EU首脳、パイプライン経由を除くロシアからの原油輸入の禁止に合意

(EU、ロシア)

ブリュッセル発

2022年06月01日

欧州理事会(EU首脳会議)の特別会合が5月30~31日、ブリュッセルで開催された。1日目の30日にはウクライナ情勢、中でもロシアに対する原油などの禁輸措置が議題となり、パイプラインによる輸入を除くロシア産原油および石油製品の輸入禁止に原則として政治合意に達した。

EUはこれまでロシアのウクライナ侵攻に対し5つの制裁パッケージを発動している(2022年4月11日記事参照)。ロシア産原油の禁輸措置は、欧州委員会が5月4日に提案した制裁パッケージ第6弾に含まれるものだが、一部のEU加盟国の反対により同パッケージはEU理事会(閣僚理事会)での採択に進めない状況が続いてきた。特に、ロシア産原油への依存度の高いハンガリーが難色を示していたが、今回、海上輸送による原油輸入は禁止する一方でパイプラインを通して輸入される原油は一時的に例外扱いされることで、政治合意に至った。欧州理事会のシャルル・ミシェル常任議長は31日未明の声明で「今回の制裁措置により、EUに輸入されるロシア産原油の75%が即時に禁止の影響を受け、さらに年末までにはこの割合は90%近くにまで達する」と述べ、禁輸がロシアの資金力を大きく低下させるものだと強調した。他方、ハンガリーのオルバーン・ビクトル首相は「合意により、ハンガリーは原油の禁輸措置から免除されることなった」とEU側から全面的な譲歩を得たという見方を示した。
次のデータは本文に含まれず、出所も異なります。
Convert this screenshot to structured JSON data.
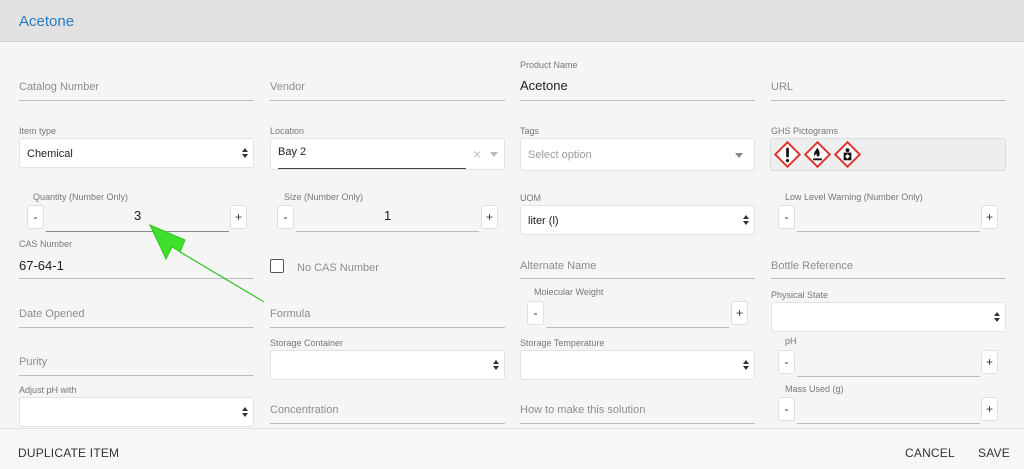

今回の政治合意を受けて、EU理事会では6月1日に大使級の常駐代表委員会(COREPER)会合を開き、第6弾パッケージの正式採択を目指す。パッケージには、ロシア最大手の銀行ズベルバンクを含む3行の国際銀行間通信協会(SWIFT)システムからの排除や、ロシア国営メディアによるEU域内での報道の禁止などが含まれる。

食糧安全保障やエネルギー政策についても議論

特別会合2日目の31日もウクライナ情勢に関連して、食糧安全保障、安全保障・防衛、エネルギー政策の3分野が議論された。31日の会合後に採択された欧州理事会の総括文書外部サイトへ、新しいウィンドウで開きますでは、食糧安全保障については、ロシアに対し黒海沿岸を経由した食品輸送の妨害を止めるように求めた。エネルギー政策では、欧州委が発表した「リパワーEU」計画(2022年5月20日記事参照)および短期的なエネルギー市場介入案など(2022年5月24日記事参照)の方向性に沿い、(1)短期的には燃料調達の多角化とエネルギー価格の安定を優先課題とすること、(2)再生可能エネルギープロジェクトの加速化、(3)加盟国間の状況に配慮しつつエネルギー効率の向上を図ること、(4)欧州域内のガスおよび電力の相互利用のためのネットワーク整備、といった諸課題に取り組むことを確認し、EU理事会に対し、リパワーEU計画に関連する欧州委の各種法案を速やかに審議するよう求めた。